OCCUPIED TUCSON CITIZEN
While a number of factors contribute to Tucson’s shortfall in revenue, the single, major factor is that the regions of the Catalina Foothills, Casas Adobes, and Tanque Verde have evaded annexation. This results in loss of revenue (as the approximately 300,000 residents in unincorporated Tucson are misallocated for state shared revenue), poor or disjointed planning for growth, and inequitable allocation of County funds (as Pima county provides services to unincorporated Tucson normally provided by a city). Members of unincorporated Tucson also enjoy free use of Tucson’s civil amenities. This status quo costs the City of Tucson millions of dollars in lost revenue annually.
As it stands, the richest 40% of the Valley is able to take advantage of the amenities that the city portion of the Valley provides, which are being paid for by the poorer 60%. If this pattern were to continue, the city of Tucson will be unable to lure companies to the area, which will lead to further economic decline and ultimately urban decay. And this downturn will not adhere to city limit lines on a map. Over the long term such urban decay would spill into unincorporated Tucson as well, lowering property values and increasing crime.
The structure of current law makes it difficult to change this policy, and the decision makers are incentivized not to change the law. Not only is the state legislature politically inclined towards the status quo, as Maricopa County is the largest recipient of the 60 million dollar misallocation of state general funds, the majority of the state legislature has a financial incentive to continue the current situation. Additionally, the residents of unincorporated Tucson have very little incentive to annex in and, worse yet, have every reason, thanks to lower taxes, political autonomy, and less government, to remain unannexed. The question then becomes “how can the region be coerced into incorporation, or if it cannot, how can the city extract revenue from those getting a free ride?”
Perception doesn’t always perfectly reflect fact. Political autonomy is illusory unless absence of representation is somehow better representation. The city of Tucson could push back by putting the pressure on to increase county taxes or to more equitably distribute county services (an equitable distribution of services would mean insufficient services for unincorporated Tucson).
Any effort to put real political and financial pressure on unincorporated Tucson will inspire some to run a smear campaign to try and scare Tucson voters into opposing such a measure. But if unincorporated Tucson fails to convince city voters to oppose it, an annexation might finally be perceived to be in their interest. This is a win-win for the Tucson population, in that annexation would also result in them receiving the misallocated state revenue as well as a larger tax base.

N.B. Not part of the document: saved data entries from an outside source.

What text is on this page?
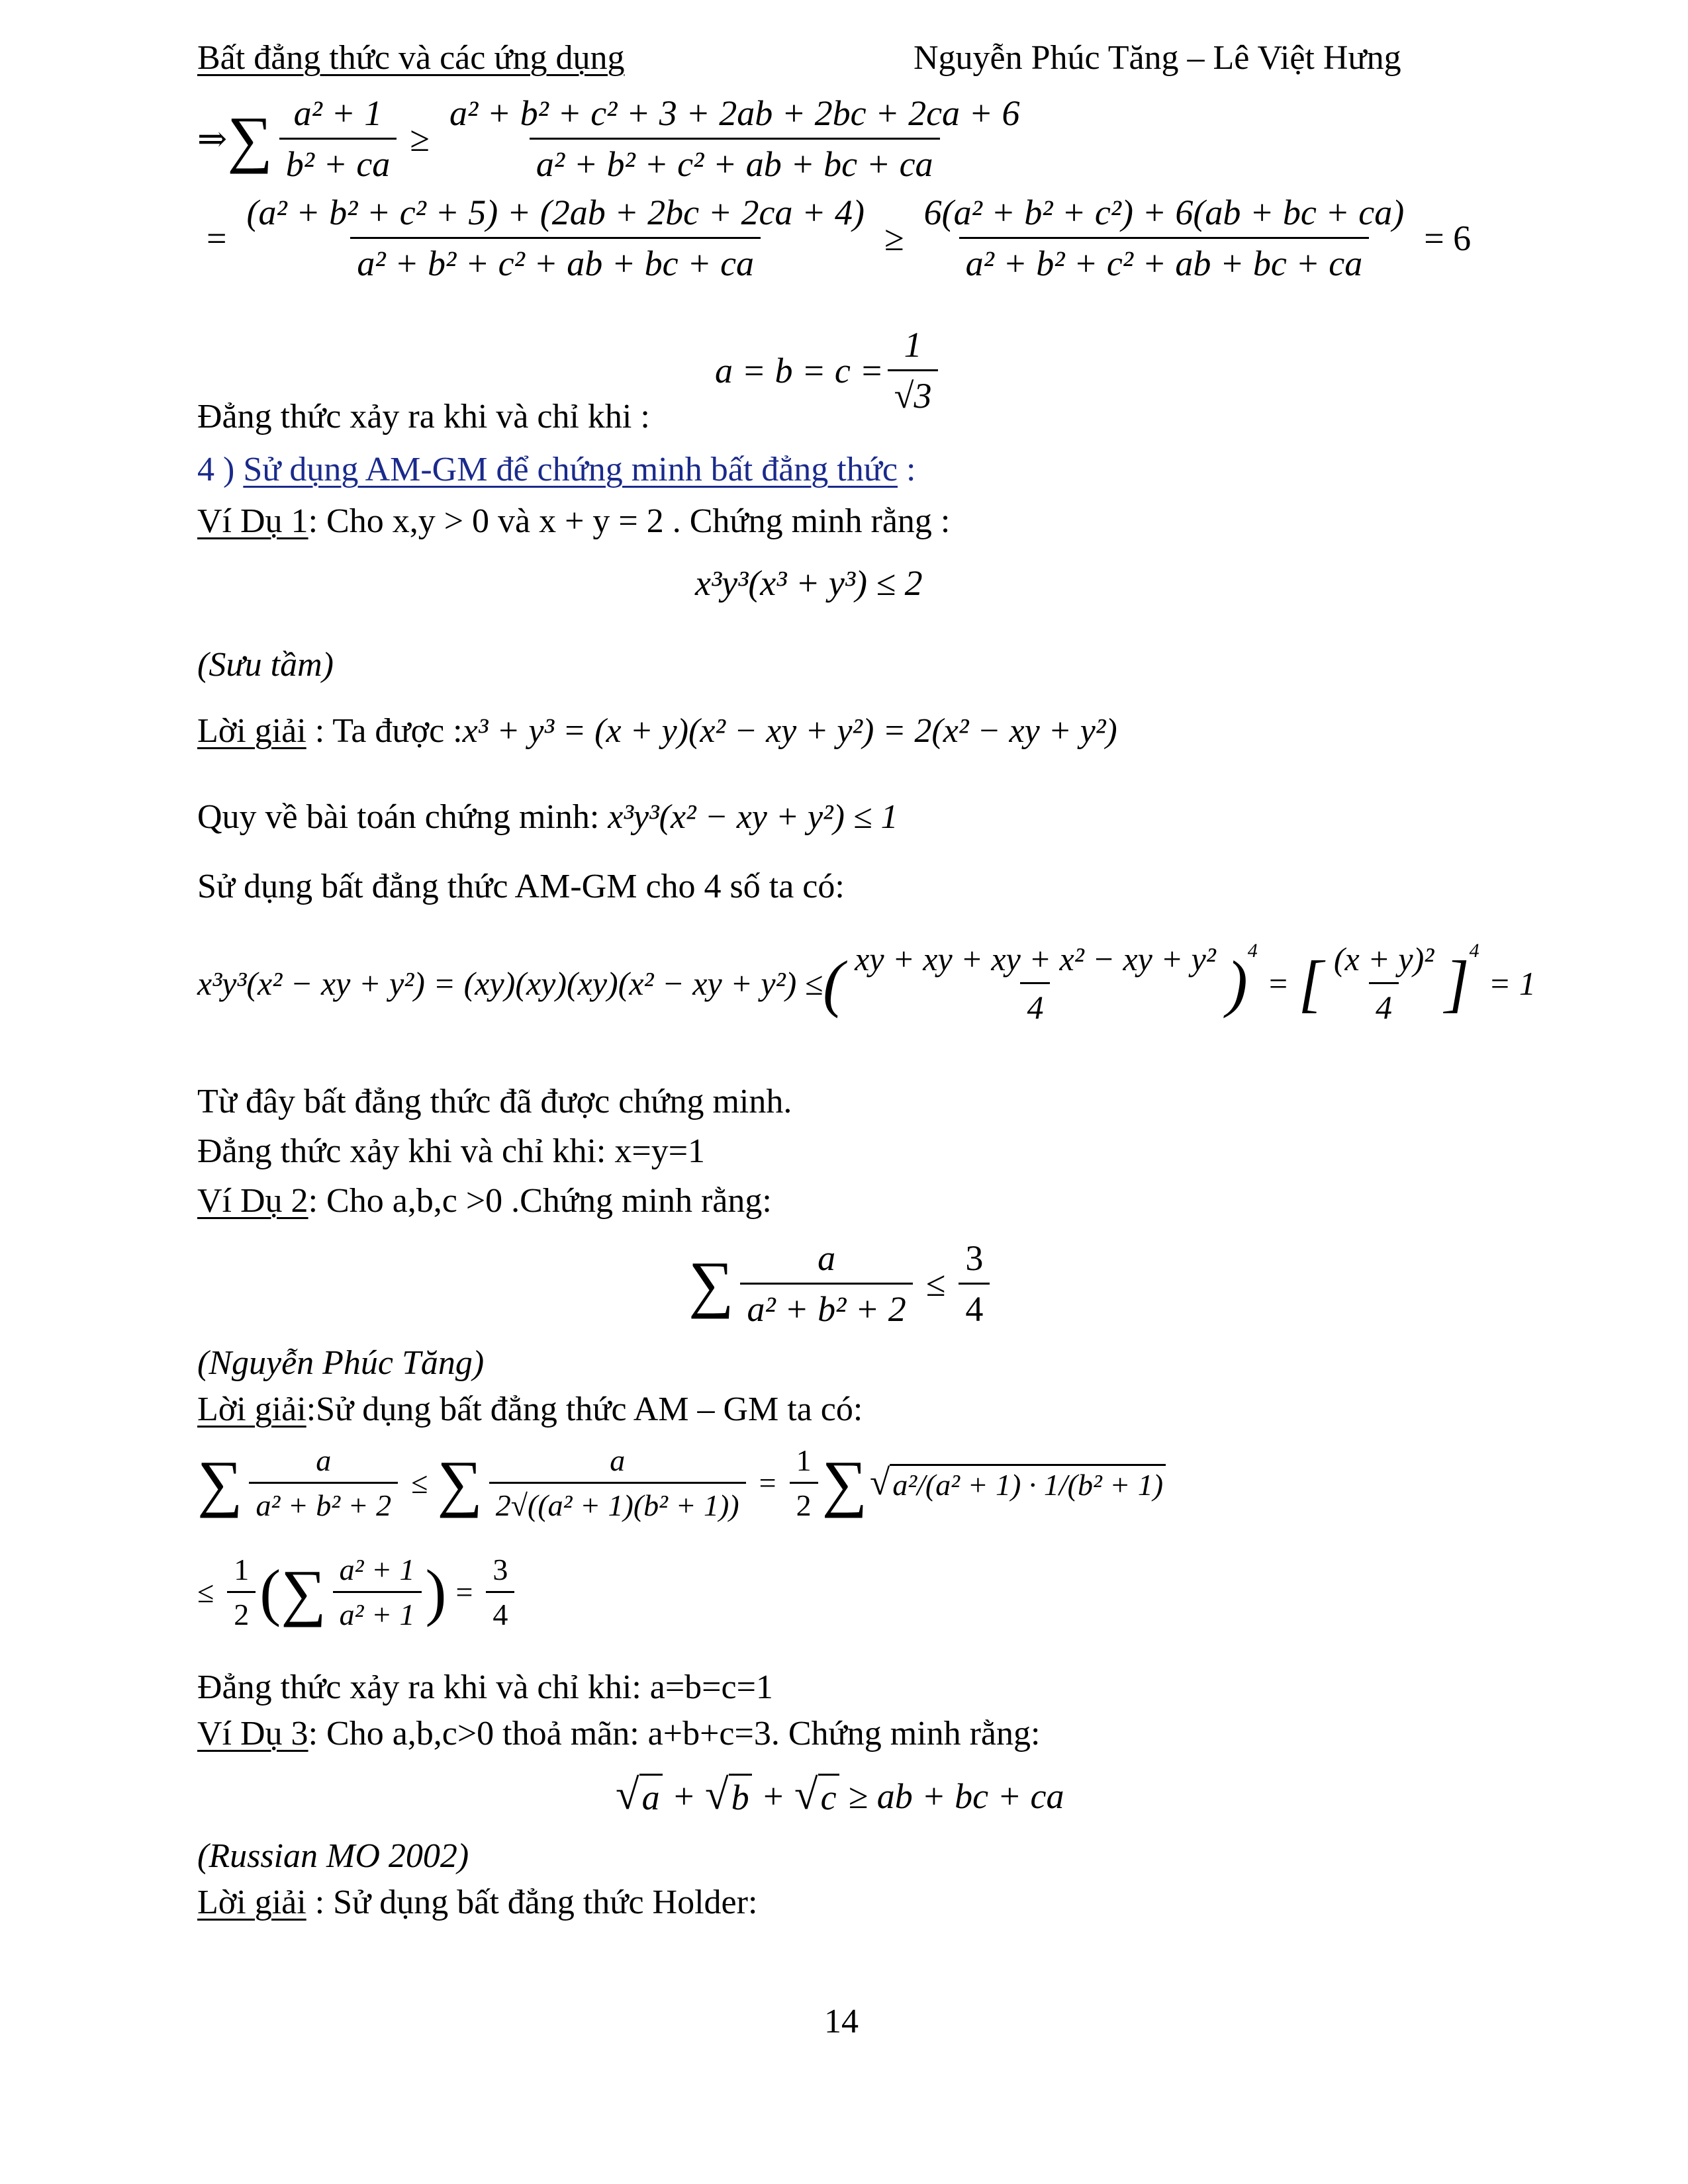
Bất đẳng thức và các ứng dụng	Nguyễn Phúc Tăng – Lê Việt Hưng
⇒ ∑ $\frac{\text{a² + 1}}{\text{b² + ca}} \ge \frac{\text{a² + b² + c² + 3 + 2ab + 2bc + 2ca + 6}}{\text{a² + b² + c² + ab + bc + ca}}$
= $\frac{\text{(a² + b² + c² + 5) + (2ab + 2bc + 2ca + 4)}}{\text{a² + b² + c² + ab + bc + ca}} \ge \frac{\text{6(a² + b² + c²) + 6(ab + bc + ca)}}{\text{a² + b² + c² + ab + bc + ca}} = 6$
$a = b = c = \frac{1}{√3}$
Đẳng thức xảy ra khi và chỉ khi :
4 ) Sử dụng AM-GM để chứng minh bất đẳng thức :
Ví Dụ 1: Cho x,y > 0 và x + y = 2 . Chứng minh rằng :
x³y³(x³ + y³) ≤ 2
(Sưu tầm)
Lời giải : Ta được :x³ + y³ = (x + y)(x² − xy + y²) = 2(x² − xy + y²)
Quy về bài toán chứng minh: x³y³(x² − xy + y²) ≤ 1
Sử dụng bất đẳng thức AM-GM cho 4 số ta có:
x³y³(x² − xy + y²) = (xy)(xy)(xy)(x² − xy + y²) ≤ ( $\frac{\text{xy + xy + xy + x² − xy + y²}}{4} )^4$
= [ $\frac{\text{(x + y)²}}{4} ]^4$
= 1
Từ đây bất đẳng thức đã được chứng minh.
Đẳng thức xảy khi và chỉ khi: x=y=1
Ví Dụ 2: Cho a,b,c >0 .Chứng minh rằng:
∑ $\frac{a}{\text{a² + b² + 2}} \le \frac{3}{4}$
(Nguyễn Phúc Tăng)
Lời giải:Sử dụng bất đẳng thức AM – GM ta có:
∑ $\frac{a}{\text{a² + b² + 2}}$ ≤ ∑ $\frac{a}{\text{2√((a² + 1)(b² + 1))}} = \frac{1}{2}$ ∑ √ a²/(a² + 1) · 1/(b² + 1)
≤ $\frac{1}{2}$ ( ∑ $\frac{\text{a² + 1}}{\text{a² + 1}}$ ) = $\frac{3}{4}$
Đẳng thức xảy ra khi và chỉ khi: a=b=c=1
Ví Dụ 3: Cho a,b,c>0 thoả mãn: a+b+c=3. Chứng minh rằng:
√ a + √ b + √ c ≥ ab + bc + ca
(Russian MO 2002)
Lời giải : Sử dụng bất đẳng thức Holder:
14
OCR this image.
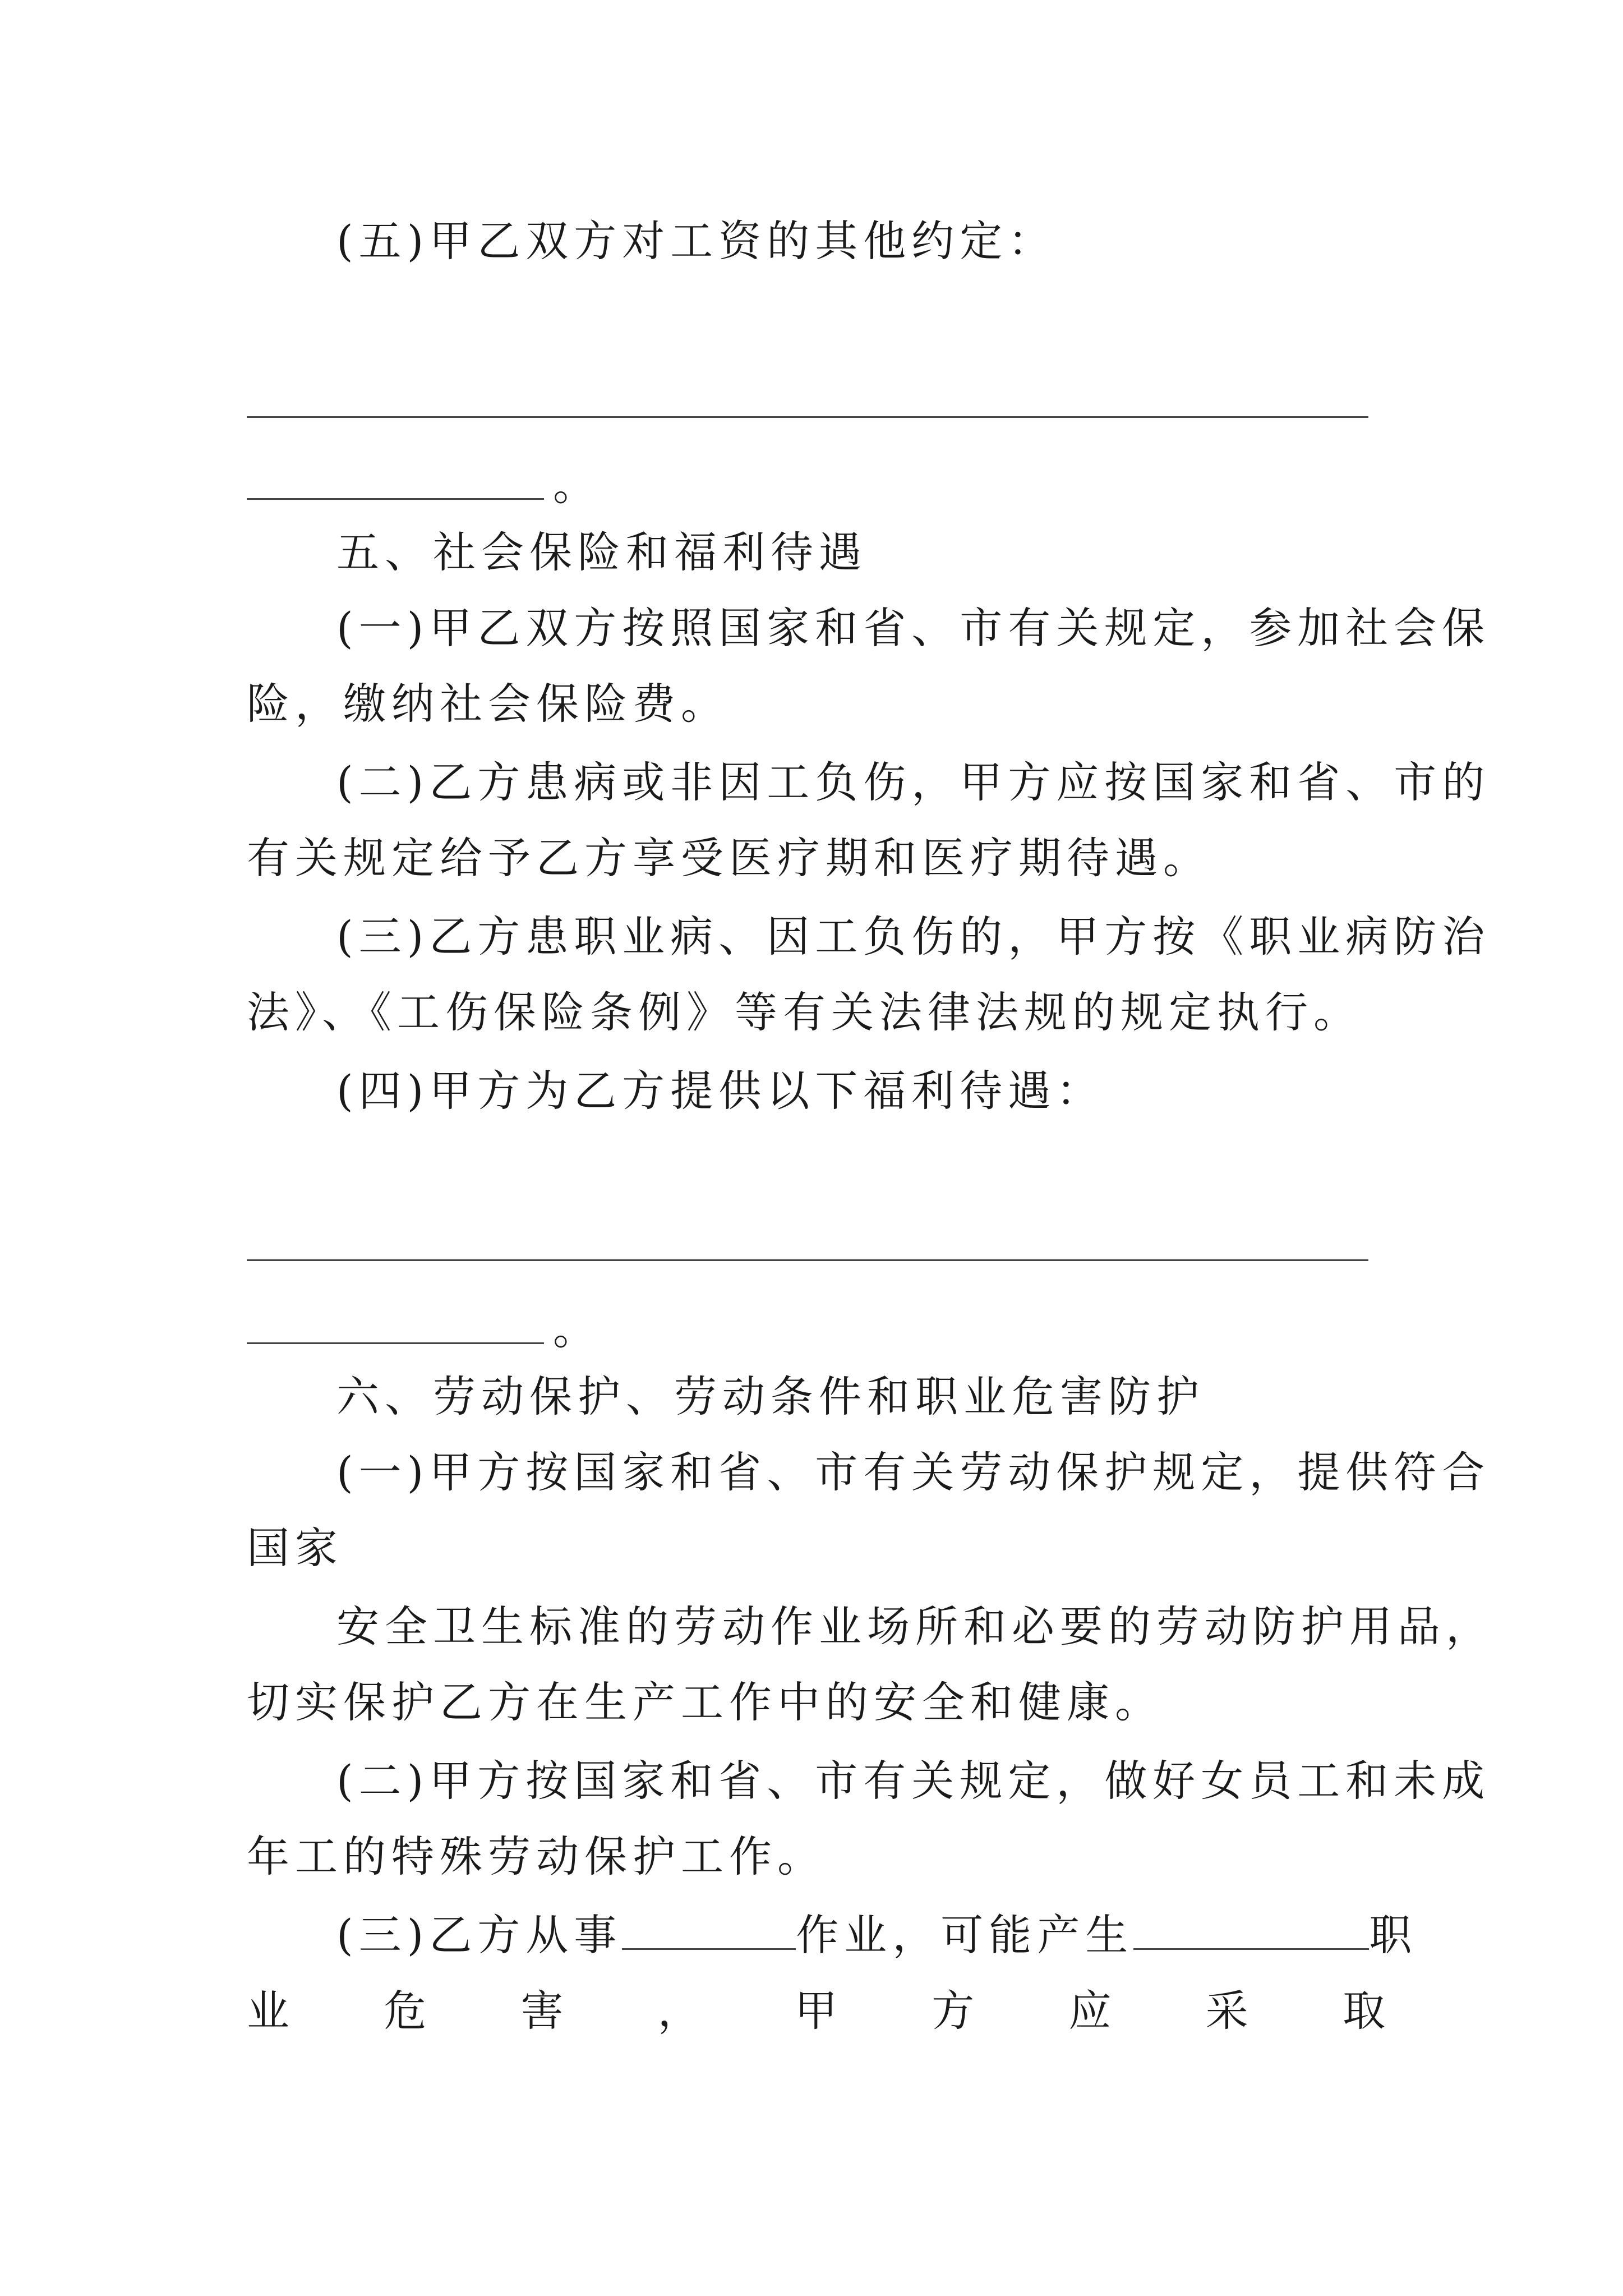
(五)甲乙双方对工资的其他约定：
。
五、社会保险和福利待遇
(一)甲乙双方按照国家和省、市有关规定，参加社会保
险，缴纳社会保险费。
(二)乙方患病或非因工负伤，甲方应按国家和省、市的
有关规定给予乙方享受医疗期和医疗期待遇。
(三)乙方患职业病、因工负伤的，甲方按《职业病防治
法》、《工伤保险条例》等有关法律法规的规定执行。
(四)甲方为乙方提供以下福利待遇：
。
六、劳动保护、劳动条件和职业危害防护
(一)甲方按国家和省、市有关劳动保护规定，提供符合
国家
安全卫生标准的劳动作业场所和必要的劳动防护用品，
切实保护乙方在生产工作中的安全和健康。
(二)甲方按国家和省、市有关规定，做好女员工和未成
年工的特殊劳动保护工作。
(三)乙方从事	作业，可能产生	职
业 危 害 ， 甲 方 应 采 取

Tucson’s revenue problems are built into a political system that has evolved over the past century. There is no easy solution to a problem that exists on the systemic level. Oftentimes the solution is to throw away the old program and begin writing a new one. That is next to impossible in the world of politics, and so tough and creative alternatives must be applied. Ultimately, annexation of unincorporated Tucson would give its residents representation in a city that, for all intents and purposes, they have always been a part of. Tucson’s commercial engine would then finally be connected and fully supported (financially and politically) by its affluent neighbors and the Valley as a whole would finally be able to make development decisions as partners and not adversaries.